Simran Hans 

A Quiet Passion review – profound, painful Emily Dickinson biopic

Terence Davies’s film follows the American poet’s descent from wisecracking repartee to isolated creative rigour
  
  

Cynthia Nixon and Jennifer Ehle in Terence Davies’s A Quiet Passion.
Cynthia Nixon and Jennifer Ehle in Terence Davies’s A Quiet Passion. Photograph: Hurricane Films

In one of A Quiet Passion’s early scenes, the poet Emily Dickinson quips that “an argument about gender is an argument about war”. Terence Davies’s biopic of the 19th-century American writer sets itself up as a film About Gender, declaring its explicit interest in the war waged on women who write about their own misery.

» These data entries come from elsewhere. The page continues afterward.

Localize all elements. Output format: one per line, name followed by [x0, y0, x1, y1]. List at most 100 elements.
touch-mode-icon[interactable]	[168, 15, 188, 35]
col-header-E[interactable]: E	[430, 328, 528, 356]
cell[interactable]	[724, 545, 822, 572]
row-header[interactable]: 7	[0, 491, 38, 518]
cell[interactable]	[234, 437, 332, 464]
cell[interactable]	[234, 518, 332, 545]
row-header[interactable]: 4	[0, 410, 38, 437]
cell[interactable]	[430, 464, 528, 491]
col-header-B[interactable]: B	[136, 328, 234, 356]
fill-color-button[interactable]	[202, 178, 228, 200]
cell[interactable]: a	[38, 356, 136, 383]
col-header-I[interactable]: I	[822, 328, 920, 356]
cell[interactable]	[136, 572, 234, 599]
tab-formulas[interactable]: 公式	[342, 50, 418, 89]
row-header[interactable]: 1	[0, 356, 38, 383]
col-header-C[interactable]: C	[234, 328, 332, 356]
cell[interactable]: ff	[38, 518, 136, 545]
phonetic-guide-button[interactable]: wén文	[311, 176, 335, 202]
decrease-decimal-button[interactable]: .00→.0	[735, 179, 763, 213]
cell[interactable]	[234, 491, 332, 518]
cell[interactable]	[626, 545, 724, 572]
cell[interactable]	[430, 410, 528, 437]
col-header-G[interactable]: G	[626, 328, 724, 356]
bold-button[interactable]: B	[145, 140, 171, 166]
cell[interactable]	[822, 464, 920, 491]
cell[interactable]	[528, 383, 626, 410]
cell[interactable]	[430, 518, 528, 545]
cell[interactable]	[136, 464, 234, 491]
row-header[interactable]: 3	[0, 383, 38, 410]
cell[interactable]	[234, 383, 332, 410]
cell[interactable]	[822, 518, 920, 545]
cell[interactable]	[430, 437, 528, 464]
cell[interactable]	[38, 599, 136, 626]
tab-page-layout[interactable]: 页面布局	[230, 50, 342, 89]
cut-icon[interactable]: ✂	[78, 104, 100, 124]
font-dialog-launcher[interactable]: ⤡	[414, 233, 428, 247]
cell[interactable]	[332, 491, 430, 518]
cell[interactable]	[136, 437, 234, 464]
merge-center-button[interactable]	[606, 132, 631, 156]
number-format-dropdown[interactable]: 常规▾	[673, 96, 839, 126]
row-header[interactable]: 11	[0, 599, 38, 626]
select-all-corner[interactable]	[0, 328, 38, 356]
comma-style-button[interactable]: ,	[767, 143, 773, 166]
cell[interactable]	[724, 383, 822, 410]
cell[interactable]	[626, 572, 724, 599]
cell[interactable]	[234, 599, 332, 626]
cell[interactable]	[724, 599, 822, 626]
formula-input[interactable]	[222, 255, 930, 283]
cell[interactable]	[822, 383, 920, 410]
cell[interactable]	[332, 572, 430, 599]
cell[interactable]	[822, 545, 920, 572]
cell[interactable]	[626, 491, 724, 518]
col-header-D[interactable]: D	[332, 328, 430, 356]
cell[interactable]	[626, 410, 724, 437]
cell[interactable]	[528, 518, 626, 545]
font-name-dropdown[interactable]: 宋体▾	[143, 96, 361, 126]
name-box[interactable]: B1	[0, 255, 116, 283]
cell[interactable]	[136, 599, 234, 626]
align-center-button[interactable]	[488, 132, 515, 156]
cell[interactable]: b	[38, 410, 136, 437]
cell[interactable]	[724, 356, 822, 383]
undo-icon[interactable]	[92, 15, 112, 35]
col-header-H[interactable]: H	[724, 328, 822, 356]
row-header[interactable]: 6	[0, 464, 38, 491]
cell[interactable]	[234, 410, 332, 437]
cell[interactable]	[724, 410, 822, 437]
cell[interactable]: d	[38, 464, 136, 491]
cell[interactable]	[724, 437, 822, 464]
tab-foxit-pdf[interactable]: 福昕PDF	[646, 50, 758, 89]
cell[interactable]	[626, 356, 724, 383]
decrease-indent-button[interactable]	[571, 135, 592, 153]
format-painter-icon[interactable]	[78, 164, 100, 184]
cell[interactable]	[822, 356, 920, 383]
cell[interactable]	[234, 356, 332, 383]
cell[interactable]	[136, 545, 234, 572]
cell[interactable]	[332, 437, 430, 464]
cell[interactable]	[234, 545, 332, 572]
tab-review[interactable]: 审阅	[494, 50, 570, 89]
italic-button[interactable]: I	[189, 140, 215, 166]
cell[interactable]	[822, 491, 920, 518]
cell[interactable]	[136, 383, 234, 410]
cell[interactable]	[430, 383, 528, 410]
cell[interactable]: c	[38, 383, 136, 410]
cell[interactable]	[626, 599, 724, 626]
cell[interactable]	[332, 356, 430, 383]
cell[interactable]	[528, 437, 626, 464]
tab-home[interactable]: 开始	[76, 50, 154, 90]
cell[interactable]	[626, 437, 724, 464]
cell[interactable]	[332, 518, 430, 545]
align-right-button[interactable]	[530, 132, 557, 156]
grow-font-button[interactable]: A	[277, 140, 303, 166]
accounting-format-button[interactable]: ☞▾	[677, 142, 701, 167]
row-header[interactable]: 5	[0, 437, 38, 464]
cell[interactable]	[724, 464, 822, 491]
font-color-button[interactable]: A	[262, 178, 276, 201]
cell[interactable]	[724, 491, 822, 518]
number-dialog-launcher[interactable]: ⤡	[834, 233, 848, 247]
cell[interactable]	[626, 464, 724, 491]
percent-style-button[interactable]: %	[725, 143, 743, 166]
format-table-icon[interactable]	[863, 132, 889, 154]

We open with young Emily (Emma Bell) departing her all-girls seminary; the remainder of the film takes place almost entirely within the confines of the Dickinsons’ home in Amherst, Massachusetts. No matter the setting, both teenage Emily and the writer she eventually becomes (Cynthia Nixon, on blistering form) reject the religious framework forced on them. Each is invested in the matters of her soul; just not in the matter of its saving.

The first half plays like a colourful screwball comedy and mostly sees Dickinson bantering with new friend Vryling Buffam (Catherine Bailey), a wisecracking teacher with a tongue almost as razor-edged as her own. Nixon and Bailey have fun with the back and forth, though some may find their self-consciously witty repartee overly mannered. However, the pace lags and the tone soon turns morbid; Emily’s physical health deteriorates, with several gruelling scenes of her fitting and thrashing.

A Quiet Passion trailer: Cynthia Nixon in Terence Davies’ biopic of poet Emily Dickinson

As time passes, Emily’s sparky contrariness calcifies into bitterness, the sharpness of her prose also lacerating her romantic prospects; the “meticulous guarding of her soul’s independence” creating a chasm between her success and her self-esteem. “In matters of the soul, you are rigorous,” says Vinnie (Jennifer Ehle) to her sister. Emily’s response? That “rigour is no substitute for happiness”. But deep down, Nixon’s Emily knows that marriage would constrict her creativity. This tension is the film’s main preoccupation and its most precise profundity: the blunt, exhausting pain of living alone and in one’s own head.